Dorothy Stang arrived in Brazil in the 1960s, and became immediately involved with peasant land reform in the resource-rich Amazonian state of Para in Northern Brazil. For over thirty years she worked to protect the Amazon and its indigenous peoples from illegal logging and ranching in the region. At the time of her death, Stang was walking to a remote encampment some 30 miles from the Amazonian town of Anapu, where she was to meet with peasant leaders to discuss the building of a federally-approved settlement, despite objections form the logging community.
For Brazil, the tenth largest global economy, agriculture plays a central role in the country’s wealth. Brazil is the largest exporter or producer of sugar, soy, coffee, orange juice, beef and chicken. Much of its industrial production, particularly that associated with livestock production – both the soy based feed and animals themselves – is produced in deforested Amazon land or in the Cerrado grasslands that border it.
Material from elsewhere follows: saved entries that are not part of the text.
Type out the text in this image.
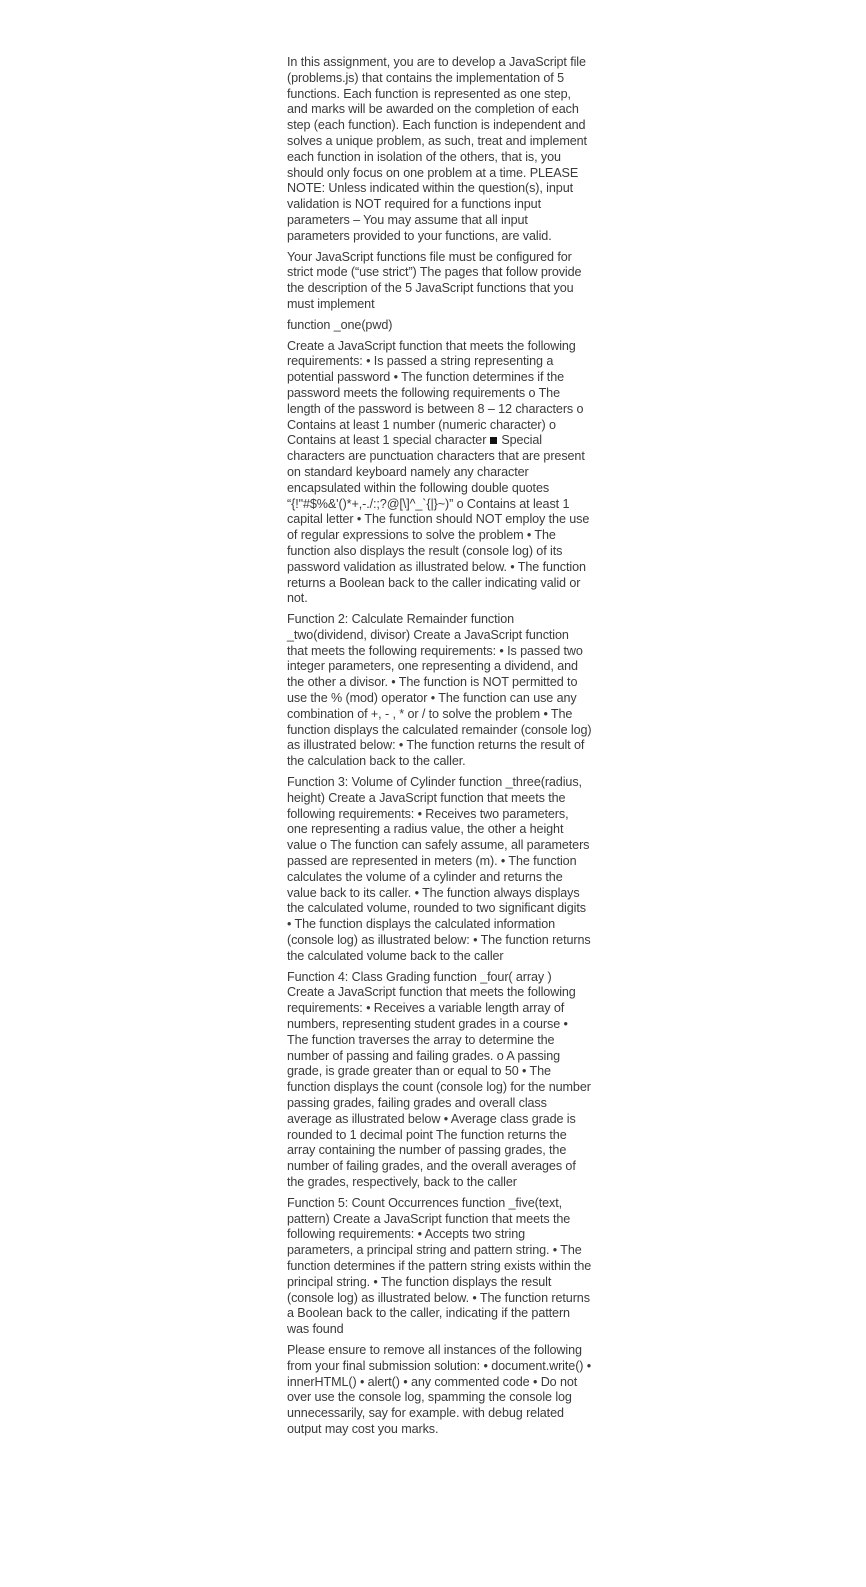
In this assignment, you are to develop a JavaScript file (problems.js) that contains the implementation of 5 functions. Each function is represented as one step, and marks will be awarded on the completion of each step (each function). Each function is independent and solves a unique problem, as such, treat and implement each function in isolation of the others, that is, you should only focus on one problem at a time. PLEASE NOTE: Unless indicated within the question(s), input validation is NOT required for a functions input parameters – You may assume that all input parameters provided to your functions, are valid.

Your JavaScript functions file must be configured for strict mode (“use strict”) The pages that follow provide the description of the 5 JavaScript functions that you must implement

function _one(pwd)

Create a JavaScript function that meets the following requirements: • Is passed a string representing a potential password • The function determines if the password meets the following requirements o The length of the password is between 8 – 12 characters o Contains at least 1 number (numeric character) o Contains at least 1 special character Special characters are punctuation characters that are present on standard keyboard namely any character encapsulated within the following double quotes “{!"#$%&'()*+,-./:;?@[\]^_`{|}~)” o Contains at least 1 capital letter • The function should NOT employ the use of regular expressions to solve the problem • The function also displays the result (console log) of its password validation as illustrated below. • The function returns a Boolean back to the caller indicating valid or not.

Function 2: Calculate Remainder function _two(dividend, divisor) Create a JavaScript function that meets the following requirements: • Is passed two integer parameters, one representing a dividend, and the other a divisor. • The function is NOT permitted to use the % (mod) operator • The function can use any combination of +, - , * or / to solve the problem • The function displays the calculated remainder (console log) as illustrated below: • The function returns the result of the calculation back to the caller.

Function 3: Volume of Cylinder function _three(radius, height) Create a JavaScript function that meets the following requirements: • Receives two parameters, one representing a radius value, the other a height value o The function can safely assume, all parameters passed are represented in meters (m). • The function calculates the volume of a cylinder and returns the value back to its caller. • The function always displays the calculated volume, rounded to two significant digits • The function displays the calculated information (console log) as illustrated below: • The function returns the calculated volume back to the caller

Function 4: Class Grading function _four( array ) Create a JavaScript function that meets the following requirements: • Receives a variable length array of numbers, representing student grades in a course • The function traverses the array to determine the number of passing and failing grades. o A passing grade, is grade greater than or equal to 50 • The function displays the count (console log) for the number passing grades, failing grades and overall class average as illustrated below • Average class grade is rounded to 1 decimal point The function returns the array containing the number of passing grades, the number of failing grades, and the overall averages of the grades, respectively, back to the caller

Function 5: Count Occurrences function _five(text, pattern) Create a JavaScript function that meets the following requirements: • Accepts two string parameters, a principal string and pattern string. • The function determines if the pattern string exists within the principal string. • The function displays the result (console log) as illustrated below. • The function returns a Boolean back to the caller, indicating if the pattern was found

Please ensure to remove all instances of the following from your final submission solution: • document.write() • innerHTML() • alert() • any commented code • Do not over use the console log, spamming the console log unnecessarily, say for example. with debug related output may cost you marks.
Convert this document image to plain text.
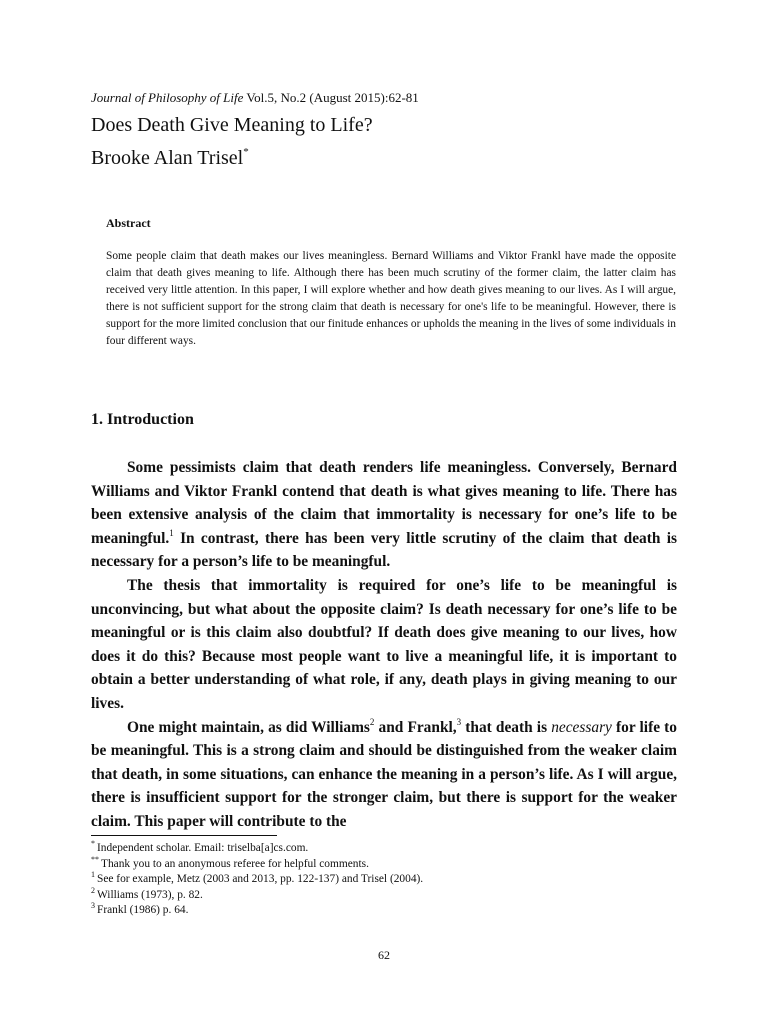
Journal of Philosophy of Life Vol.5, No.2 (August 2015):62-81
Does Death Give Meaning to Life?
Brooke Alan Trisel*
Abstract
Some people claim that death makes our lives meaningless. Bernard Williams and Viktor Frankl have made the opposite claim that death gives meaning to life. Although there has been much scrutiny of the former claim, the latter claim has received very little attention. In this paper, I will explore whether and how death gives meaning to our lives. As I will argue, there is not sufficient support for the strong claim that death is necessary for one's life to be meaningful. However, there is support for the more limited conclusion that our finitude enhances or upholds the meaning in the lives of some individuals in four different ways.
1. Introduction

Some pessimists claim that death renders life meaningless. Conversely, Bernard Williams and Viktor Frankl contend that death is what gives meaning to life. There has been extensive analysis of the claim that immortality is necessary for one’s life to be meaningful.$^1$ In contrast, there has been very little scrutiny of the claim that death is necessary for a person’s life to be meaningful.

The thesis that immortality is required for one’s life to be meaningful is unconvincing, but what about the opposite claim? Is death necessary for one’s life to be meaningful or is this claim also doubtful? If death does give meaning to our lives, how does it do this? Because most people want to live a meaningful life, it is important to obtain a better understanding of what role, if any, death plays in giving meaning to our lives.

One might maintain, as did Williams$^2$ and Frankl,$^3$ that death is necessary for life to be meaningful. This is a strong claim and should be distinguished from the weaker claim that death, in some situations, can enhance the meaning in a person’s life. As I will argue, there is insufficient support for the stronger claim, but there is support for the weaker claim. This paper will contribute to the

* Independent scholar. Email: triselba[a]cs.com.
** Thank you to an anonymous referee for helpful comments.
$^1$ See for example, Metz (2003 and 2013, pp. 122-137) and Trisel (2004).
$^2$ Williams (1973), p. 82.
$^3$ Frankl (1986) p. 64.
62
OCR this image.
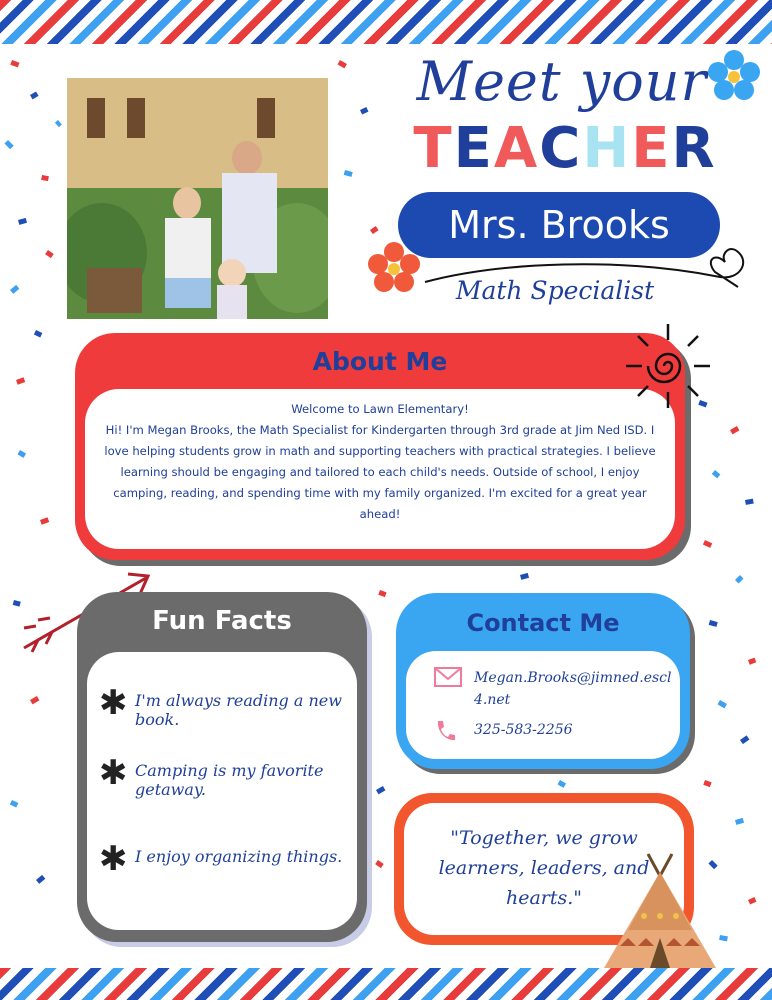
Meet your
TEACHER
Mrs. Brooks
Math Specialist
About Me
Welcome to Lawn Elementary!
Hi! I'm Megan Brooks, the Math Specialist for Kindergarten through 3rd grade at Jim Ned ISD. I love helping students grow in math and supporting teachers with practical strategies. I believe learning should be engaging and tailored to each child's needs. Outside of school, I enjoy camping, reading, and spending time with my family organized. I'm excited for a great year ahead!
Fun Facts
✱ I'm always reading a new book.
✱ Camping is my favorite getaway.
✱ I enjoy organizing things.
Contact Me
Megan.Brooks@jimned.escl4.net
325-583-2256
"Together, we grow learners, leaders, and hearts."
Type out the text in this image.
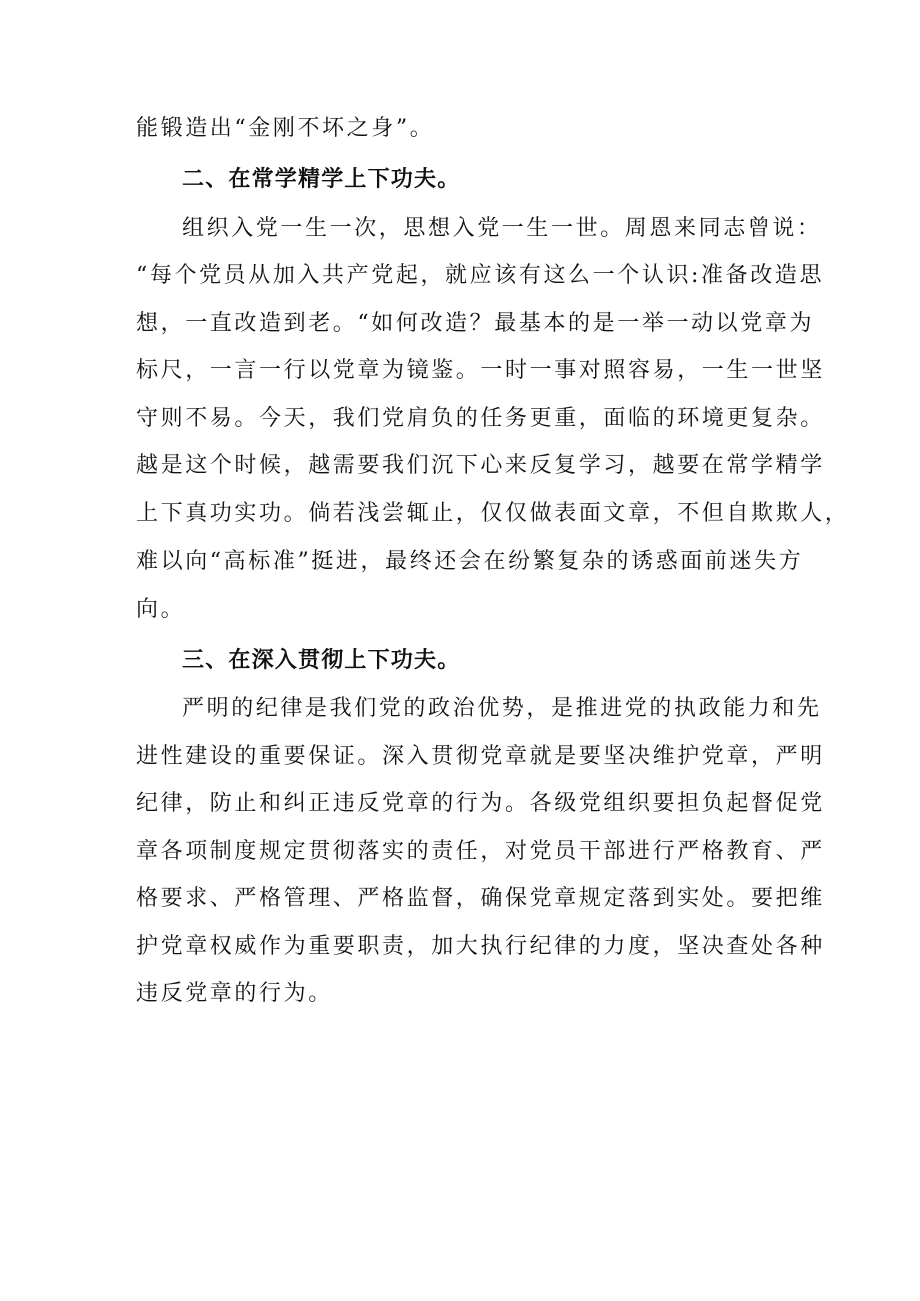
能锻造出“金刚不坏之身”。
二、在常学精学上下功夫。
组织入党一生一次，思想入党一生一世。周恩来同志曾说：
“每个党员从加入共产党起，就应该有这么一个认识:准备改造思
想，一直改造到老。“如何改造？最基本的是一举一动以党章为
标尺，一言一行以党章为镜鉴。一时一事对照容易，一生一世坚
守则不易。今天，我们党肩负的任务更重，面临的环境更复杂。
越是这个时候，越需要我们沉下心来反复学习，越要在常学精学
上下真功实功。倘若浅尝辄止，仅仅做表面文章，不但自欺欺人，
难以向“高标准”挺进，最终还会在纷繁复杂的诱惑面前迷失方
向。
三、在深入贯彻上下功夫。
严明的纪律是我们党的政治优势，是推进党的执政能力和先
进性建设的重要保证。深入贯彻党章就是要坚决维护党章，严明
纪律，防止和纠正违反党章的行为。各级党组织要担负起督促党
章各项制度规定贯彻落实的责任，对党员干部进行严格教育、严
格要求、严格管理、严格监督，确保党章规定落到实处。要把维
护党章权威作为重要职责，加大执行纪律的力度，坚决查处各种
违反党章的行为。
Such production affects Brazilian society on a number of levels. Small-scale farmers, unable to compete with corporate industry, lose jobs and often land, as the large producers move into the region. Indigenous tribes, of which there are over 400 in the Amazon alone, are increasingly unable to depend on their traditional lifestyles. In the case of the Kamayura, who have historically subsisted on fishing, fish stocks have declined significantly in recent years, attributed in part to water pollution from the region’s agribusiness. Ranching and soy production are also considered to be the leading cause of deforestation in Brazil, which accounts for two thirds of the country’s greenhouse gas emissions. (Brazil is the world’s fourth largest emitter of greenhouse gases). Despite pledges to cut the nation’s rate of deforestation by 72 percent by 2018, Luiz Inacio Lula da Silva’s government also plans to double the country’s cattle herd by this time. As more land is slated to be cleared of its people and trees, the issues for which Dorothy Stang campaigned tirelessly remain relevant and pressing.